Le père de Caitlin était à son travail et sa mère était en train de se laver les cheveux – elle entendait la douche couler et sa mère essayer de chanter Bridge Over Troubled Waters. À part ses abonnés Twitter, il n’y avait donc personne avec qui partager la grande nouvelle. Caitlin se plongea dans des recherches sur le prix Nobel de la paix. Elle apprit qu’il n’était pas du tout inhabituel qu’il soit attribué à une entité non humaine – et quand ça se produisait, il était souvent associé à un individu en particulier : le prix Nobel de la paix ne pouvait pas simplement être décerné au Groupe d’experts intergouvernemental sur l’évolution du climat, il l’était en même temps à Al Gore. Et pas simplement à l’ONU, mais aussi à son secrétaire général de l’époque. Caitlin considérait que Tim Berners-Lee aurait bien mérité le prix à lui tout seul – tout ce que l’article disait à propos de l’impact du World Wide Web sur la paix internationale était parfaitement vrai –, mais Webmind le méritait lui aussi à part entière. D’un autre côté, le fait qu’il le partage avec Berners-Lee éviterait bon nombre de critiques, et les deux formaient un couple naturel.
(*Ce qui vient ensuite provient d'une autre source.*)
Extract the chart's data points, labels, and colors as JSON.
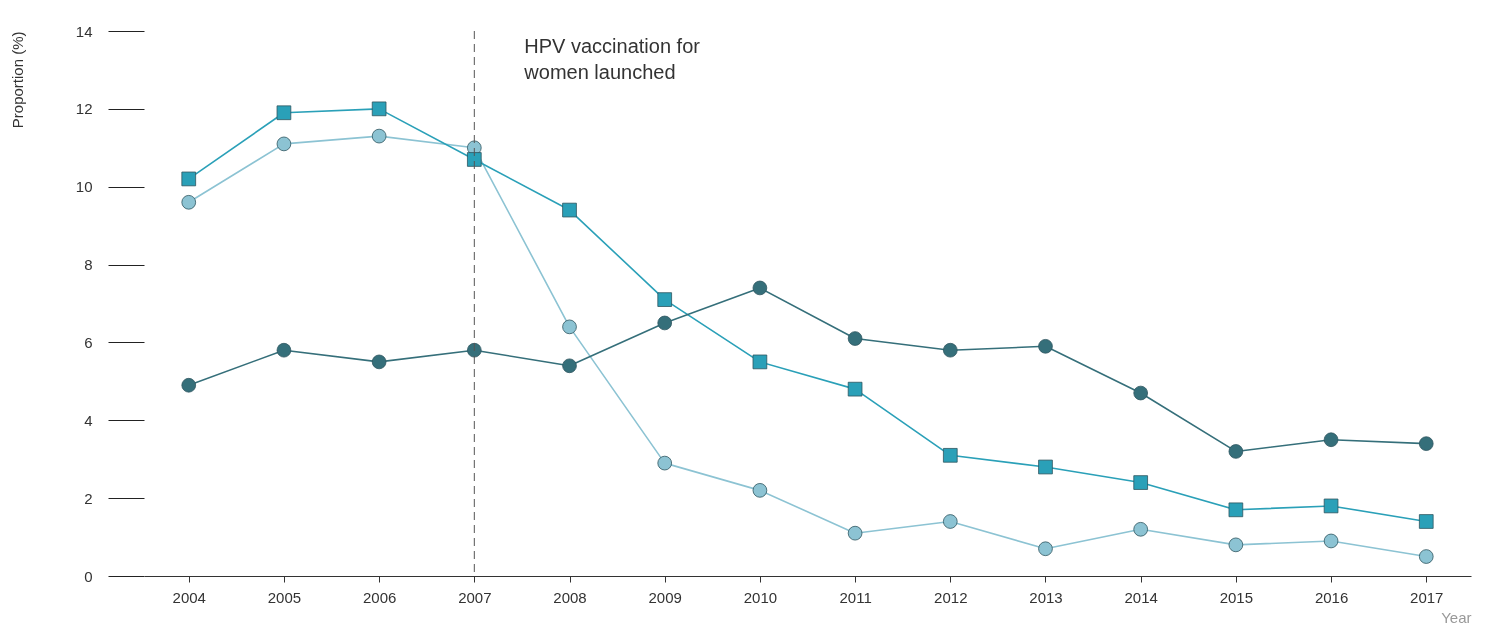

Caitlin fit un coup de Google pour voir la liste des précédents lauréats. Il y en avait beaucoup dont elle n’avait jamais entendu parler, mais certains lui sautèrent aux yeux : Barack Obama ; Médecins sans frontières ; Jody Williams et la Campagne internationale pour l’interdiction des mines antipersonnel ; Yasser Arafat, Shimon Peres et Yitzhak Rabin ; Nelson Mandela et F.W. De Klerk ; Mikhaïl Gorbatchev ; le quatorzième – et toujours actuel – dalaï-lama ; l’Association internationale des médecins pour la prévention de la guerre nucléaire ; Lech Walesa ; Mère Teresa ; Anouar el-Sadate et Menahem Begin ; Amnesty International ; l’UNICEF ; Martin Luther King, Jr. ; Linus Pauling ; Lester B. Pearson (cela faisait maintenant cinq fois qu’elle était passée par l’aéroport qui portait son nom) ; George Marshall, à l’origine du Plan Marshall ; Albert Schweitzer ; les Quakers ; le Comité international de la Croix-Rouge ; Woodrow Wilson ; Teddy Roosevelt ; et bien d’autres encore.

Et maintenant, à son tour, Webmind !

Il suivait son flot Twitter et devait donc avoir déjà vu sa réaction enthousiaste. Mais elle voulait quand même lui dire quelque chose directement.

— Félicitations, Webmind ! lança-t-elle à voix haute. La belle voix grave répondit aussitôt dans les haut-parleurs :

— Merci, Caitlin. La réponse habituelle dans de telles circonstances peut sembler banale, et c’est pourquoi je tiens à souligner auparavant que c’est la stricte vérité. (Il marqua une légère pause avant de prononcer des mots qui remplirent Caitlin de fierté :) Je n’aurais jamais pu y arriver sans toi.